Maria Luciene Moreira, agricultora residente na zona rural de Tabuleiro do Norte, no interior do Ceará, tornou-se símbolo de uma realidade dura e persistente enfrentada por inúmeras famílias do semiárido nordestino: a escassez crônica de água. Vivendo no Sítio Santo Estevão, a cerca de 35 quilômetros da sede do município, ela e sua família lidam diariamente com as consequências da falta de acesso regular à água potável, um problema que se arrasta há anos e impacta diretamente sua qualidade de vida, saúde e sustento.
Luciene é casada com Sidrônio Moreira, também agricultor, e juntos criam seus dois filhos em meio às dificuldades impostas pela seca. A principal fonte de renda da família gira em torno de dois salários mínimos, provenientes de aposentadorias e do trabalho desempenhado pelos filhos no sítio. Mesmo com essa renda limitada, eles precisam arcar mensalmente com despesas extras, como a compra de água mineral, que chega a custar cerca de R$ 100 por mês — um valor significativo diante da realidade financeira da família.

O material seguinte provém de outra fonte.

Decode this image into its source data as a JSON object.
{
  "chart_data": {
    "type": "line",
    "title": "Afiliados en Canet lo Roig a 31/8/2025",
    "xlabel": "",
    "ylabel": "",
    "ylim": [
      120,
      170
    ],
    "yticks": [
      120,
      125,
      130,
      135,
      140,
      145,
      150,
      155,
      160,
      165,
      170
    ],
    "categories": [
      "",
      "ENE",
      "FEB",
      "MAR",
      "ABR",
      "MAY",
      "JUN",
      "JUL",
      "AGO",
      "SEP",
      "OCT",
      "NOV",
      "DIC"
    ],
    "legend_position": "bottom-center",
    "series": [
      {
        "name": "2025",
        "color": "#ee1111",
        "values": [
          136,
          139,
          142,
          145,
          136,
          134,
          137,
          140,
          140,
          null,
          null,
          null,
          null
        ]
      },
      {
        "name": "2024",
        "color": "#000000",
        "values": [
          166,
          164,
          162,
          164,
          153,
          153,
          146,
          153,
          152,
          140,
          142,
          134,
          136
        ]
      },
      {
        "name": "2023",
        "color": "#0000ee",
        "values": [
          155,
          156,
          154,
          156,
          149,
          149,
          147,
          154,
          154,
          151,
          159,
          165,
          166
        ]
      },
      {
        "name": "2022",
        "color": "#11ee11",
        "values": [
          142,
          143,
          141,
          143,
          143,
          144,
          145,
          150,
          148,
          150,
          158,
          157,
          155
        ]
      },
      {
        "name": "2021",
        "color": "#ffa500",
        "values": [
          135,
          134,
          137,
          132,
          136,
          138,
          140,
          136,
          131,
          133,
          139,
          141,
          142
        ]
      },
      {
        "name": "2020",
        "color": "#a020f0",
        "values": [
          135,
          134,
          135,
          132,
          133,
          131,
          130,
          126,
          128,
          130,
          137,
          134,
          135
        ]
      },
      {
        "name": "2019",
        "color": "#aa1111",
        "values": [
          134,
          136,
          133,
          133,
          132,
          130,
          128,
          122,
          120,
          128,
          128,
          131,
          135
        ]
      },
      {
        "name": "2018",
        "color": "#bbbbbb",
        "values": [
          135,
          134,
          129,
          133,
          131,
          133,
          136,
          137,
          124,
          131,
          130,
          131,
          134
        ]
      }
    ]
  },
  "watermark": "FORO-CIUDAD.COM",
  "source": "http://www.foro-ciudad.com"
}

A água fornecida por carros-pipa, disponibilizados pela prefeitura, não atende plenamente às necessidades da comunidade. Segundo Luciene, a distribuição muitas vezes ocorre apenas uma vez por mês, o que obriga os moradores a racionarem ao máximo o recurso ou buscarem alternativas, muitas vezes precárias. A esperança de dias melhores está parcialmente depositada na construção de uma adutora que deverá beneficiar cerca de 700 famílias da região rural. No entanto, mesmo com a previsão de conclusão até o fim de março de 2026, a incerteza ainda paira sobre a efetividade e regularidade do abastecimento.
Foi justamente na tentativa de solucionar o problema da água que Sidrônio decidiu perfurar um poço artesiano na propriedade. A expectativa era encontrar uma fonte que pudesse suprir tanto o consumo da família quanto a necessidade dos animais. Contudo, o resultado foi inesperado: em vez de água, emergiu do solo um líquido escuro, com odor semelhante ao de combustível. A descoberta, ocorrida em novembro de 2024, levantou a suspeita de que poderia se tratar de petróleo.
O achado chamou a atenção de autoridades e especialistas. Em março de 2026, técnicos da Agência Nacional do Petróleo (ANP) visitaram o local para realizar uma avaliação preliminar. A orientação dada à família foi clara: isolar a área e evitar qualquer tipo de contato ou manipulação da substância até que análises mais detalhadas sejam concluídas. Amostras foram encaminhadas ao Instituto Federal de Educação, Ciência e Tecnologia do Ceará (IFCE), responsável por investigar a composição do material.
Apesar da possibilidade de estarem sobre uma jazida de petróleo, Luciene e Sidrônio mantêm uma postura cautelosa e realista. Para eles, a prioridade continua sendo o acesso à água, essencial para a sobrevivência no campo. A eventual presença de petróleo, embora desperte curiosidade e até esperança de melhoria financeira, não resolve o problema imediato da escassez hídrica que enfrentam diariamente.
Do ponto de vista legal, mesmo que a presença de petróleo seja confirmada e considerada economicamente viável para exploração, os recursos do subsolo pertencem à União. Isso significa que a família não poderá explorar ou comercializar diretamente o petróleo encontrado em sua propriedade. No entanto, há a possibilidade de receber uma compensação financeira, que pode chegar a até 1% do valor da produção, caso a exploração seja autorizada.
A localização do sítio, próxima à Bacia Potiguar — uma das principais regiões produtoras de petróleo do país — reforça a plausibilidade da descoberta. Ainda assim, a área da propriedade está a cerca de 11 quilômetros do bloco de exploração mais próximo, o que exige estudos mais aprofundados para determinar a viabilidade técnica e econômica de qualquer operação.
Enquanto aguardam os resultados das análises e possíveis desdobramentos, a rotina da família segue marcada pelas dificuldades. A escassez de água continua sendo o principal desafio, exigindo resiliência, adaptação e esperança de que políticas públicas mais eficazes possam, enfim, transformar essa realidade.
A história de Maria Luciene e sua família evidencia não apenas um episódio curioso envolvendo a possível descoberta de petróleo, mas, sobretudo, expõe a urgência de soluções estruturais para o abastecimento de água no interior do Ceará. Trata-se de um retrato fiel das desigualdades regionais e da luta cotidiana de milhares de brasileiros que convivem com a seca e suas consequências, enquanto aguardam por mudanças concretas que garantam dignidade e condições básicas de sobrevivência.